Bodner didn't say what the Latin American government bought with that money, but the mainstay of Verint's electronic surveillance business is its "STAR-GATE" and "RELIANT" products, which operate on the supply and consumption sides of domestic spying respectively. The RELIANT system acts as a government agency's big ear, collecting and managing intercepted voice, e-mail, fax, SMS, data, chat, and Web browsing -- all on a single platform. On the delivery side, STAR-GATE does the actual wiretapping, and is primarily marketed to telephone companies trying to comply with the 1994 Communications Assistance for Law Enforcement Act (CALEA), which requires telecommunications carriers to keep their networks wiretap friendly for the FBI. An ISP version of STAR-GATE lets Internet providers conduct lawful surveillance of their customers and send the intercepted data to law enforcement over private networks.

PATRIOT Profits

With recent legislation and court decisions granting U.S. law enforcement agencies greater spying powers than they've had since the Nixon administration, government surveillance solutions look like a good bet, and other technology companies are getting in on the game. Last Fall, VeriSign launched its "NetDiscovery" service -- a turnkey CALEA solution for telephone companies that sends intercepted communications to law enforcement over a national IP-based network, using Verint STAR-GATEs for the taps. And last August, computer security company Network Associates got into the Carnivore business with its acquisition of Utah-based Traxess, makers of the "DragNet" Internet spy tool.

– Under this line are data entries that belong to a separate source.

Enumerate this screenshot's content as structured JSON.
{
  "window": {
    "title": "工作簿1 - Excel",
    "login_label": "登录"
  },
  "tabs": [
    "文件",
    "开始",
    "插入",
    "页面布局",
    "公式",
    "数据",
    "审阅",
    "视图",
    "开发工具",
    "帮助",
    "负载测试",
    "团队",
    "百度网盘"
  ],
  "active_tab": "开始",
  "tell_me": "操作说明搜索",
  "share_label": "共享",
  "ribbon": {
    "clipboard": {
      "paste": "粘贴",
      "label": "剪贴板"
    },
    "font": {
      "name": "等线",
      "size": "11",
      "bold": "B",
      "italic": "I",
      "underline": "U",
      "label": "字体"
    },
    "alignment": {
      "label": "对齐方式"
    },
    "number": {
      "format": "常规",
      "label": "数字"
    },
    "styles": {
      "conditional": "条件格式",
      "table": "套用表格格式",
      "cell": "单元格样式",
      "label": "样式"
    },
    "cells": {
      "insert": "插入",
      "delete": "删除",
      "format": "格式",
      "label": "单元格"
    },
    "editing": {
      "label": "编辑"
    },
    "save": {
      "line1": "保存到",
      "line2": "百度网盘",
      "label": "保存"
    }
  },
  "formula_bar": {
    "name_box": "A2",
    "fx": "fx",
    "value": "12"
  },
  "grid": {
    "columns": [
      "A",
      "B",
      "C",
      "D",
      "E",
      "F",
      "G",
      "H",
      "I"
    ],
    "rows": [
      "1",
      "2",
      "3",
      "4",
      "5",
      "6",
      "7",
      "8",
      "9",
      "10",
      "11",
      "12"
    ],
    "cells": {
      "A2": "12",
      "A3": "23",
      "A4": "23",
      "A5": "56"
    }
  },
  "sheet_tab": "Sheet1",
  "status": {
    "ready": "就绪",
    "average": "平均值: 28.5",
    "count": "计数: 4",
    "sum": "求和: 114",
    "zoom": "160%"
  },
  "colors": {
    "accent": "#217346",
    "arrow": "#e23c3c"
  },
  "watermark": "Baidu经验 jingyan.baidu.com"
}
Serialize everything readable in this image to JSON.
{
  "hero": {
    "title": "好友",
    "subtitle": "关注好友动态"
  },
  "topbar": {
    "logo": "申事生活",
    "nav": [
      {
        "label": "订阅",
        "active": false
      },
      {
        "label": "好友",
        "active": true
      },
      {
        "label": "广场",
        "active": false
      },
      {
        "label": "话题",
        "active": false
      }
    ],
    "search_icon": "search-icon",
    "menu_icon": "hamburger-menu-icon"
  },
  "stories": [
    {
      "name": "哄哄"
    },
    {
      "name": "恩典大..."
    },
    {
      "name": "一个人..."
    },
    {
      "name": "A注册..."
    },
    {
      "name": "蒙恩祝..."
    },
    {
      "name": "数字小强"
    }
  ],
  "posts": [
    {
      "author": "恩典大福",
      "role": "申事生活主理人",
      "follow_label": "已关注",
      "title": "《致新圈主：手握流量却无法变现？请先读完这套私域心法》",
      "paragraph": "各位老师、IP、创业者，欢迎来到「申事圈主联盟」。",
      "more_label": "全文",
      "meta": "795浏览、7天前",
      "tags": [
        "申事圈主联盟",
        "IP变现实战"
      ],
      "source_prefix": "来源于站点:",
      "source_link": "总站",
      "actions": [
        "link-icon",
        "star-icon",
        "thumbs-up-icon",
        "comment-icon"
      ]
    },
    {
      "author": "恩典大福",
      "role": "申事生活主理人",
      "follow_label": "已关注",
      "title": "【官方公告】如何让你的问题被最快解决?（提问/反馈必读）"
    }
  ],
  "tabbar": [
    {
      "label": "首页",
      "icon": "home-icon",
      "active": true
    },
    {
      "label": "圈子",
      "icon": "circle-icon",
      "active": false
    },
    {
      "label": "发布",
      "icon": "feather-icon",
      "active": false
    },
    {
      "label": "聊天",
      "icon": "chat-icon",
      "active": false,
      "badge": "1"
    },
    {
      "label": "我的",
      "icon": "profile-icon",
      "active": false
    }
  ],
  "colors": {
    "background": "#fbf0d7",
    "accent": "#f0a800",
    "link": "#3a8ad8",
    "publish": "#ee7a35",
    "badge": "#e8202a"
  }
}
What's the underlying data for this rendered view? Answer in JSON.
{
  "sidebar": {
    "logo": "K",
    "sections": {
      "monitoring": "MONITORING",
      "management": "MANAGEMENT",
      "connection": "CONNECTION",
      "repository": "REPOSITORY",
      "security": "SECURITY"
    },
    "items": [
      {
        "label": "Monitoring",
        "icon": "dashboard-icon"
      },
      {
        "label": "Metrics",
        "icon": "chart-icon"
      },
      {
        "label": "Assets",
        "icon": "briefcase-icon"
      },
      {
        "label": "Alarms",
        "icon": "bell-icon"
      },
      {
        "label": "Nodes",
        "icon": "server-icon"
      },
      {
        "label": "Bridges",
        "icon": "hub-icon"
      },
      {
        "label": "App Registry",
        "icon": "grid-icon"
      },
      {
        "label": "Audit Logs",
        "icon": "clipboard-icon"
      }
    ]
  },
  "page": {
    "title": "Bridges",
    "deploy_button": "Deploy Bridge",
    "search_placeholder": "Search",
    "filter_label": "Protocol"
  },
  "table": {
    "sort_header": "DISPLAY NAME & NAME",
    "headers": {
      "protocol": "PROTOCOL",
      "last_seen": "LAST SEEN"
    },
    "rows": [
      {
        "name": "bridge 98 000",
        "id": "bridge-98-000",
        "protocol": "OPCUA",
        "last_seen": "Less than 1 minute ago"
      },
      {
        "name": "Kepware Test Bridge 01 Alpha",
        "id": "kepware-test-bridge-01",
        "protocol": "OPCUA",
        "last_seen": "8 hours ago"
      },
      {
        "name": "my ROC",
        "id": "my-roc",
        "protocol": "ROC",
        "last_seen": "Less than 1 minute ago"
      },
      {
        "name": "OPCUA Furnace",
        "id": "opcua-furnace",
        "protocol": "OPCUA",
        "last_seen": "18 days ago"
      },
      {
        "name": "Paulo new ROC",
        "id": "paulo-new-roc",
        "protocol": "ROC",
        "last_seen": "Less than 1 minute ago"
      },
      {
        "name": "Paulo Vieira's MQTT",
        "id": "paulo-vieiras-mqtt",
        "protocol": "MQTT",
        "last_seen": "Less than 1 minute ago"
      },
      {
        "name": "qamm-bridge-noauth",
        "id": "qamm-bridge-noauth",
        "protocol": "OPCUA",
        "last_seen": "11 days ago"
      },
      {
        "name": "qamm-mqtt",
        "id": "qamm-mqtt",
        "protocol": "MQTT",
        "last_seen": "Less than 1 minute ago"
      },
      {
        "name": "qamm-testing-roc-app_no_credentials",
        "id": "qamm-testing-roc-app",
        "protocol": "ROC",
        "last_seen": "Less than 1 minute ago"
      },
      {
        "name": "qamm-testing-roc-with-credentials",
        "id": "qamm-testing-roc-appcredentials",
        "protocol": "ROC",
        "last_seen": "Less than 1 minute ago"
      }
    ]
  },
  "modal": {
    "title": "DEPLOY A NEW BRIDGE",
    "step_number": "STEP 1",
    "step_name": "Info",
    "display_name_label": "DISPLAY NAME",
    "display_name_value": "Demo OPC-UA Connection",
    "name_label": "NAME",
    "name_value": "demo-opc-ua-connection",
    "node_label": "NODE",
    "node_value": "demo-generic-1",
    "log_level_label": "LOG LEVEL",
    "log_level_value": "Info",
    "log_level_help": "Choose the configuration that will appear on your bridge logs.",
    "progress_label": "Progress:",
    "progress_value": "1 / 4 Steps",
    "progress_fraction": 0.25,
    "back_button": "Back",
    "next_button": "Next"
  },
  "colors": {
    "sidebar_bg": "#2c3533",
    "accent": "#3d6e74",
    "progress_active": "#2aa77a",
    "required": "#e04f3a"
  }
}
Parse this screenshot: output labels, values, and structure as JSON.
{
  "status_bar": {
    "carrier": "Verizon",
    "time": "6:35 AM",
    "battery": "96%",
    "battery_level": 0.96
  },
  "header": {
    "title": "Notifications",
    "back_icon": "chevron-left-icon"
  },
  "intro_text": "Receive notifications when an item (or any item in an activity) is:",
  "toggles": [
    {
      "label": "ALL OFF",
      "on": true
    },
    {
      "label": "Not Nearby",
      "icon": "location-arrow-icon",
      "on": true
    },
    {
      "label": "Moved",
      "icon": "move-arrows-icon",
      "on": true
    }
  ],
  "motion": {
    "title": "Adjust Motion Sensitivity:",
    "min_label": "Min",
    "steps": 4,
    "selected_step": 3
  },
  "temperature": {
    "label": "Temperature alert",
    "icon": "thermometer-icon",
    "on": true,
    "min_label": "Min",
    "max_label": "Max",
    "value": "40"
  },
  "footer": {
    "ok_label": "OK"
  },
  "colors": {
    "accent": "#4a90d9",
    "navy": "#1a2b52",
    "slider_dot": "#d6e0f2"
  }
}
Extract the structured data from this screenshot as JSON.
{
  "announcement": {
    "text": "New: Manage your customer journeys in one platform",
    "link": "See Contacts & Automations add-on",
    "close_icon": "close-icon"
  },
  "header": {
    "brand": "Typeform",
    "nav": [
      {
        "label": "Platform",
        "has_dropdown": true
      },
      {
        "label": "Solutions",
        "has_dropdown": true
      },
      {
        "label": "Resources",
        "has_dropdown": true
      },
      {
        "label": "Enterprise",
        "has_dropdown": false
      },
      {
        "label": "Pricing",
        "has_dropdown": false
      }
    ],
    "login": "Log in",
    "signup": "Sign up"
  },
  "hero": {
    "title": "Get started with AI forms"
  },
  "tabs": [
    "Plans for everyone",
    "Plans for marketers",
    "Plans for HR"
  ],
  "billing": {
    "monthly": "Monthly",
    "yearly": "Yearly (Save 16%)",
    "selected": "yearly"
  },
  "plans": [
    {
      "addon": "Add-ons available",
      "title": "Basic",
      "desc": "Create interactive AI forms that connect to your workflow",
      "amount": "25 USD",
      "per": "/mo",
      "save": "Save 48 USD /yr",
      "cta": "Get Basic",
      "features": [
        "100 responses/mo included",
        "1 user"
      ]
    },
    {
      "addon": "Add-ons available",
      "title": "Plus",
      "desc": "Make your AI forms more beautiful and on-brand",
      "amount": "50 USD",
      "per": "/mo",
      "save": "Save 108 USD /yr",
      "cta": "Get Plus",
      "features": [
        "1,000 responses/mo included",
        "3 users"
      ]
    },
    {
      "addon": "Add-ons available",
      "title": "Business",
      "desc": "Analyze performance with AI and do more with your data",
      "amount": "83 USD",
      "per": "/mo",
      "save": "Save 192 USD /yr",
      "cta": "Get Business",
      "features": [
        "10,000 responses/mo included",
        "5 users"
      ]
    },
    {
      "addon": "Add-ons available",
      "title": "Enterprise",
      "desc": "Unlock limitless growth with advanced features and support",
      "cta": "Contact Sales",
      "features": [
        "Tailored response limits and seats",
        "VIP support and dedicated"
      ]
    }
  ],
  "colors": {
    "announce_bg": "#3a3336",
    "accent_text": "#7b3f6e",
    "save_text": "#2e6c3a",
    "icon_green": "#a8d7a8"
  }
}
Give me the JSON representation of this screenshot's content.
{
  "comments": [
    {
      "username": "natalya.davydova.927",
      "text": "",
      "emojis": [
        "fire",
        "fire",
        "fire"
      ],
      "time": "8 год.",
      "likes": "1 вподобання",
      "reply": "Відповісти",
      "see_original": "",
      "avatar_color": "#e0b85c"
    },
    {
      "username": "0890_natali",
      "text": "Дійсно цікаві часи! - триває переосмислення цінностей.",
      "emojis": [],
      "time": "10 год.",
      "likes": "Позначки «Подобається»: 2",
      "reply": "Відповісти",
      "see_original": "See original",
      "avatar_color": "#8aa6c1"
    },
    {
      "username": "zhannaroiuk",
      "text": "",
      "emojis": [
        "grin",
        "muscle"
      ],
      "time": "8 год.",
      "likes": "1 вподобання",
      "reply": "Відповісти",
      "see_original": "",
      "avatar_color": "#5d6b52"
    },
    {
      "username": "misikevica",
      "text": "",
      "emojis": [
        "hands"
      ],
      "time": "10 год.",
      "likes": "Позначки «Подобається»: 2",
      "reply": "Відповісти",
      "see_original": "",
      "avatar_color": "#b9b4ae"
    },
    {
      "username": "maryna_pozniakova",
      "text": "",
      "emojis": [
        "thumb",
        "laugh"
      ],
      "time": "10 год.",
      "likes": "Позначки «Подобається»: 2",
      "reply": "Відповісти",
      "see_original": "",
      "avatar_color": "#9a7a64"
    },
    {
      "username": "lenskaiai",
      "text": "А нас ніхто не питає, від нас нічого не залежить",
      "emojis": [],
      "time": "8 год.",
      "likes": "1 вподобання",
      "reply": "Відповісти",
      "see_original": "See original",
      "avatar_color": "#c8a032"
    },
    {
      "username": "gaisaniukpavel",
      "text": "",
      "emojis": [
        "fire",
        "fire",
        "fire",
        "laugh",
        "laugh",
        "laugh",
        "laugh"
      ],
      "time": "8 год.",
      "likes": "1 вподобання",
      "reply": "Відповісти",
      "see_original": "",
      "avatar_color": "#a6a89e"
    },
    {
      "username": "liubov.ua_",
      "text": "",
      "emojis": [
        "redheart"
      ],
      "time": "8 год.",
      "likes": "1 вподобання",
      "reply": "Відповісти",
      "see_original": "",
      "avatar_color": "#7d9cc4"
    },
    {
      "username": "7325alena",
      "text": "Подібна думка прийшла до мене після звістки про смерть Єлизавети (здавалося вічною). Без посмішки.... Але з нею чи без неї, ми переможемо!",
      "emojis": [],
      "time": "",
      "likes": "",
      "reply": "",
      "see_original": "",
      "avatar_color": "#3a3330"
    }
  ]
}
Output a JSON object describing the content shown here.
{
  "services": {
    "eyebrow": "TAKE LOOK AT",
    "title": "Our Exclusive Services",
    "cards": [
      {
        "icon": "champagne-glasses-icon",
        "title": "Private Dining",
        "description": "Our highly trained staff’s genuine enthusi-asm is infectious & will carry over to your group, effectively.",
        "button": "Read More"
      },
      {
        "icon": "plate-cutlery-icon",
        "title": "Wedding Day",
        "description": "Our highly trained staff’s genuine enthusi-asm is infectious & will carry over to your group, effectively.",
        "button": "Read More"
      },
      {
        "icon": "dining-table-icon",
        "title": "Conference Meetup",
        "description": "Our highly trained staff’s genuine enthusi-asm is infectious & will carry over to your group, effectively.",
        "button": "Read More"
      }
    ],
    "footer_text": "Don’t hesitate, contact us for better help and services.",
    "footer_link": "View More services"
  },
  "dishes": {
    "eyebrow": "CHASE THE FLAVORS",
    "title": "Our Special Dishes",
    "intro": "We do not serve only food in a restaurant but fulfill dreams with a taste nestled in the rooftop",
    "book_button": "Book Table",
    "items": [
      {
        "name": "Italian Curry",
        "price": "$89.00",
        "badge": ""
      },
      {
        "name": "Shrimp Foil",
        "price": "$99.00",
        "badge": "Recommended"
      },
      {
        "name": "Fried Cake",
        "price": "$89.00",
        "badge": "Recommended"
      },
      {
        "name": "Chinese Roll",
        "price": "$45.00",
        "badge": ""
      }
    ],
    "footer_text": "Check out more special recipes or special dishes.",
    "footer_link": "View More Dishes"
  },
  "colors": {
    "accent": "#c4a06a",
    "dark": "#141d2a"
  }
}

And for every company that makes the news with a surveillance system, there may be countless more that nobody's ever heard of. When the non-profit Electronic Privacy Information Center recently obtained a list of companies vying for a piece of the Defense Department's "Total Information Awareness" computerized spying project, the list of bidders included nearly as many obscure companies as it did brand name defense contractors. "It looks like there's this whole world of these little security technology companies that are probably doing well these days," says EPIC attorney David Sobel.

But Gartner analyst John Pescatore isn't convinced that there's big money in domestic surveillance. Instead, he says, the real opportunities are in helping the U.S. perform surveillance internationally. Indeed, according to its quarterly report, Verint has a subsidiary that provides communications interception solutions to what's described demurely as "various U.S. government agencies." The subsidiary's offices hold a facility security clearance from the Defense Department, and are located in Chantilly, Virginia, a stone's throw from most of America's intelligence agencies.

"Certainly with the USA-PATRIOT Act and all this homeland security stuff, there's been more effort in domestic collection," says Pescatore. "But the domestic type money has been a lot slower to start flowing than the national intelligence stuff... There's been definite growth there."